A special meeting of the Gibraltar Town Board on Feb. 11 opened with Fire Chief Caleb Whitney announcing his resignation.
“It is not because of politics, because of lack of support, it is simply a function of the economic life that I face,” said Whitney, explaining that he and his wife recently bought a second business. “I just can’t do what needs to be done on the day-to-day basis in terms of fire chief. I’ll still be part of the roster, still be part of the response and I very much want to be.”
The resignation is just one in the string of challenges the Town of Gibraltar is facing when it comes to public safety. The volunteers on Gibraltar’s Fire Department are aging, with two-thirds of the group being 40 years old and older within the next two years. Whitney has not been released back into active service after battling an Ephraim fire last year.
“It’s a young person’s sport,” said Whitney. “We’re at the crisis level in terms of emergency response so the only option we have is consolidation. You guys have always been supportive of the fire district concept. There’s no easy answers.”
In the absence of a unified fire district, where coordinated responses are required throughout all of Northern Door’s fire departments, that consolidation may happen within Gibraltar’s current net of public safety personnel. But the meeting brought forth some misunderstanding between the board and the heads of public safety.
The board recommended that Gibraltar Police Officer Andy Crowell be certified as an entry-level firefighter and emergency medical responder (EMR), but Crowell thought that three hats might complicate his duties.
“The only concern I have is you’re asking too much from one person. To be an EMR is continuous work. Once you get your certificate you’re not done,” said Crowell. “[Police] work as support for the fire department. We can’t just show up and take our uniform shirt off and put on a coat that says fire department. If we did that we would be opening up the fire department personnel to safety issues from traffic to keeping crowds back.
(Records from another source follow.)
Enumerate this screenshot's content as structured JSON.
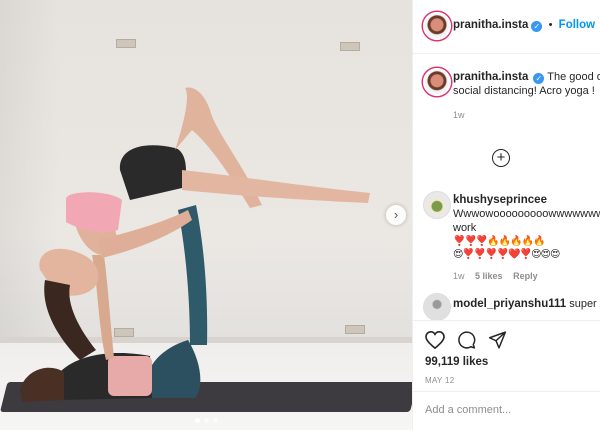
{
  "post": {
    "author": "pranitha.insta",
    "follow_label": "Follow",
    "bullet": "•",
    "verified_glyph": "✓",
    "caption_text": "The good old days when there was no social distancing! Acro yoga !",
    "caption_time": "1w",
    "load_more_glyph": "⊕",
    "comments": [
      {
        "user": "khushyseprincee",
        "text": "Wwwowooooooooowwwwwwwwww great and cool fitness work",
        "emoji_line1": "❣️❣️❣️🔥🔥🔥🔥🔥",
        "emoji_line2": "😍❣️❣️❣️❣️❤️❣️😍😍😍",
        "time": "1w",
        "likes": "5 likes",
        "reply": "Reply"
      },
      {
        "user": "model_priyanshu111",
        "text": "super ma"
      }
    ],
    "likes_count": "99,119 likes",
    "date": "MAY 12",
    "comment_placeholder": "Add a comment...",
    "next_glyph": "›"
  },
  "icons": {
    "verified": "verified-badge-icon",
    "like": "heart-icon",
    "comment": "comment-bubble-icon",
    "share": "paper-plane-icon",
    "load_more": "plus-circle-icon",
    "next": "chevron-right-icon"
  },
  "colors": {
    "follow": "#0095f6",
    "verified": "#3897f0",
    "meta": "#8e8e8e",
    "text": "#262626",
    "border": "#efefef"
  }
}
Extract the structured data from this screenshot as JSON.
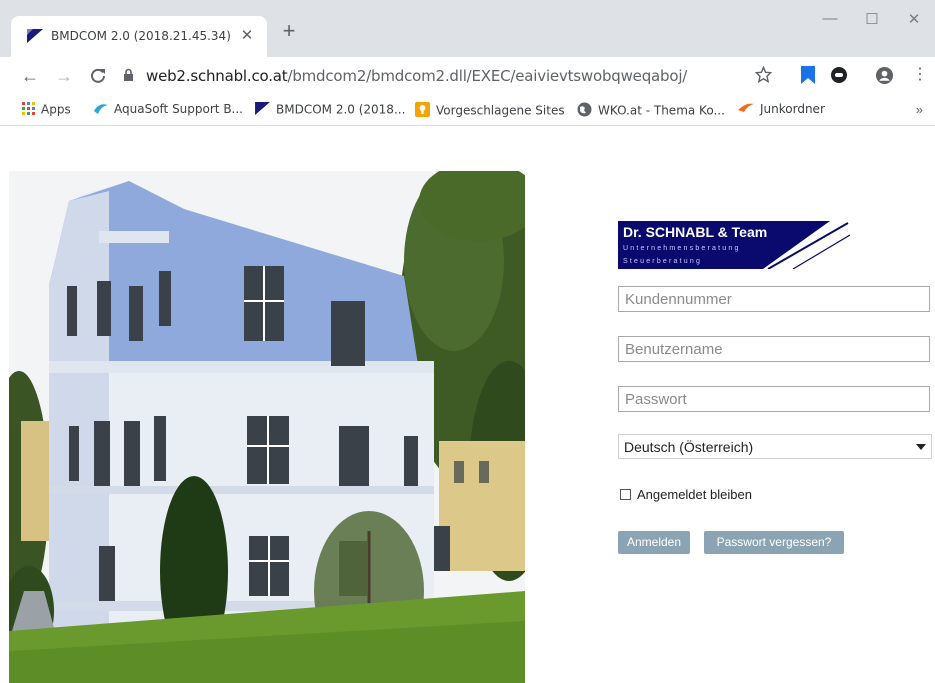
{
  "browser": {
    "tab_title": "BMDCOM 2.0 (2018.21.45.34)",
    "url_host": "web2.schnabl.co.at",
    "url_path": "/bmdcom2/bmdcom2.dll/EXEC/eaivievtswobqweqaboj/",
    "bookmarks": [
      {
        "label": "Apps",
        "icon": "apps-grid-icon"
      },
      {
        "label": "AquaSoft Support B...",
        "icon": "aquasoft-icon"
      },
      {
        "label": "BMDCOM 2.0 (2018...",
        "icon": "bmd-icon"
      },
      {
        "label": "Vorgeschlagene Sites",
        "icon": "suggested-sites-icon"
      },
      {
        "label": "WKO.at - Thema Ko...",
        "icon": "globe-icon"
      },
      {
        "label": "Junkordner",
        "icon": "junkordner-icon"
      }
    ],
    "overflow_label": "»"
  },
  "logo": {
    "title": "Dr. SCHNABL & Team",
    "line1": "Unternehmensberatung",
    "line2": "Steuerberatung",
    "color": "#0a0a6e"
  },
  "login": {
    "customer_placeholder": "Kundennummer",
    "user_placeholder": "Benutzername",
    "password_placeholder": "Passwort",
    "language": "Deutsch (Österreich)",
    "remember_label": "Angemeldet bleiben",
    "login_button": "Anmelden",
    "forgot_button": "Passwort vergessen?",
    "button_color": "#8aa4b4"
  }
}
We have a purpose as a police officer.”
As an EMR, Crowell also questioned his liability in leaving a victim he responded to in order to perform police duties around the site after another medical responder showed up.
Board members insisted that they weren’t asking for Crowell to run into burning buildings, but rather qualify for basic practices such as preparing the fire truck and to have a better understanding of how the fire equipment functions when the two departments respond to calls together.
Whitney first brought forward the idea of a public safety administrator to eliminate the paper pushing that he and Crowell are required to do. They spend dozens of hours each year updating equipment, keeping track of certifications, attending town meetings and planning budgets. All that time takes away from patrolling the roads and preparing for emergency calls.
“Right now, in the police department, I’m just doing it myself,” said Crowell about the administrative duties. “But I can see this evolving as this goes forward. Within a couple years this could be its own position.”
While board member Steve Sohns suggested hiring two separate chiefs, one for fire and one for police, Whitney kept the focus on a single administrator handling both departments for the benefit of communication.
“We’re used to working together. We’re trained together. That should be a whole lot more coordinated and that’s all background work that the administrator can do.”
With Whitney resigning and Crowell also looking to move into more administrative work as he gets older, the consolidation between police and fire will come at a cost.
In a phone call after the meeting, board chair Dick Skare said the town is still exploring its options, but some type of administrative position was already budgeted for.
The board considered hiring six full-time firefighters while hopefully contracting out to surrounding communities to reduce the estimated $750,000 annual price tag, according to Whitney. But that would require coordination and cooperation with nearby municipalities, which may be difficult after discussions of a unified fire district fell flat in the past few years.
Crowell stepping into administration may also require hiring a new law enforcement officer to stay on the roads. Crowell said that he is already looking for 20 more hours per week for patrolling during the summer.
In a phone call after the meeting, board member Brian Hackbarth said that no decisions were made on new expenses or new hires moving forward. “We just expressed that we were open to the inevitability that we would incur additional costs one way or the other. Whether we hire somebody else, a neighboring community, or just within us.” By his own volition, Whitney is one of the lowest paid fire chiefs in the county, which may change if a new fire chief is hired.
Whitney hopes to have a new fire chief appointed at the town board’s March meeting, and will continue to work with the new chief during the transition period while remaining on the volunteer roster.